41In ihrem nicht nachgelassenen Schriftsatz vom 15.9.2005 hat die Antragsgegnerin zusätzlich argumentiert, dass in Ziffer 5.1. des Leistungsverzeichnisses auch auf die berufsgenossenschaftlichen Regeln der "Richtlinien für Arbeiten in kontaminierten Bereichen, BGR 128, Bezug genommen werde. Nach Ziffer 7.3 BGR 128 gelte ein "Alleinarbeitsverbot". Die Kampfmittelräumung stelle eine Arbeit dar, die nach Ziffer 3 dieser Richtlinie dem Alleinarbeitsverbot unterliege. Indes ist die BGR 128 für die in Rede stehende Räumtätigkeit nicht einschlägig. Nach Ziffer 1.2 findet die BGR 128 ausdrücklich keine Anwendung auf Arbeiten zur Bergung und Beseitigung von explosionsgefährlichen Stoffen im Sinne des Sprengstoffgesetzes, wozu - ebenfalls nach derselben BGR - insbesondere die Kampfmittelbeseitigung bzw. die Beseitigung von Fundmunition gehört. Die BGR 128 kann daher nur für die übrigen Auftragsleistungen Bedeutung haben, etwa für das Sortieren, Verpacken und Lagern von Munition und Munitionsteilen. Die Beurteilung ändert sich auch nicht durch die "Betriebsanweisung nach § 20 GefStoffV", welche die Bieter auf einer CD mit den Verdingungsunterlagen erhalten haben sollen. Dort wird ein "Arbeitsplatz Sondierer mit Spatengänger, Sortierplatz" genannt. Wie Sondierer und Spatengänger zu kooperieren haben, ordnet die Anweisung hingegen nicht an und bleibt mithin den einzelnen Unternehmen überlassen. Darüber hilft auch Ziffer 4.2 der Betriebsanweisung nicht hinweg, wo es heißt:
42"Bei Bergungsarbeiten ist die Anzahl der beteiligten Personen im Gefahrenbereich so gering wie möglich zu halten. Verbot von Alleinarbeit."

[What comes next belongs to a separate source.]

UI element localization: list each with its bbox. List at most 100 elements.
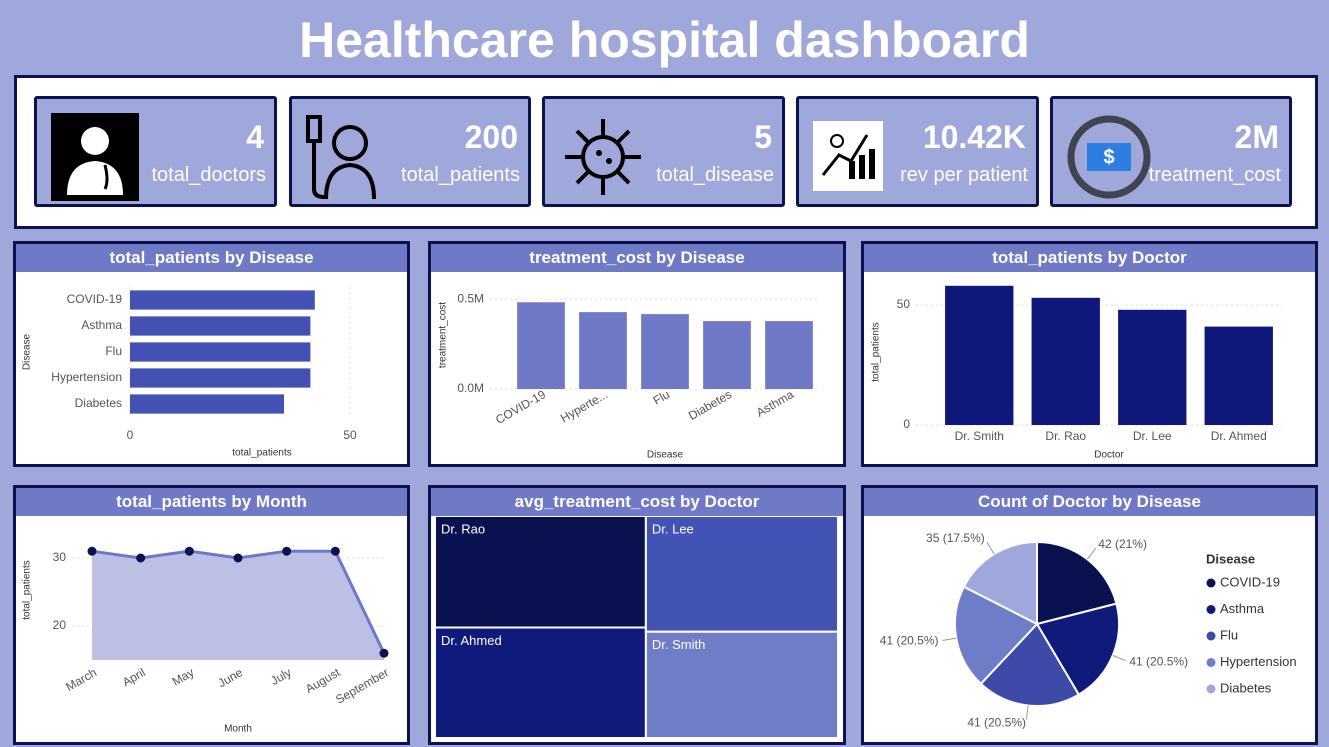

43Der Begriff der "Alleinarbeit" ist im vorliegenden Kontext unpräzise. Eine völlige Alleinarbeit steht bei der Kalkulation der Antragstellerin auch nicht in Rede, da auch sie den Einsatz von Aufsichtspersonen vorsieht und vorsehen muss.
44Die Verstöße gegen die Transparenz und Gleichbehandlung im Vergabeverfahren ergreifen im Streitfall alle verfahrensgegenständliche Lose (1 - 8, 10, 13 - 24), also nicht nur diejenigen, in denen eine Überschreitung der Oberen Kalkulationsgröße seitens der Antragstellerin in Rede steht. Die Anzahl der einzusetzenden Arbeitskräfte war für die gesamte Preiskalkulation eines Bieters relevant, nicht nur für die Obere Kalkulationsgröße. Die angeführten Vergaberechtsverstöße lassen sich somit für alle verfahrensgegenständlichen Lose nur durch die Rückversetzung in das Stadium der Angebotsaufforderung beseitigen, in dem die Vergabestelle die potentiellen Bieter mit einer Aufforderung zur Einreichung von Angeboten zugleich über die Obere Kalkulationsgröße und die hierfür maßgebenden Regeln vollständig unterrichten kann.
45III.
46Die Kostenentscheidung folgt aus § 128 Abs. 3, 4 GWB, § 91 ZPO (analog).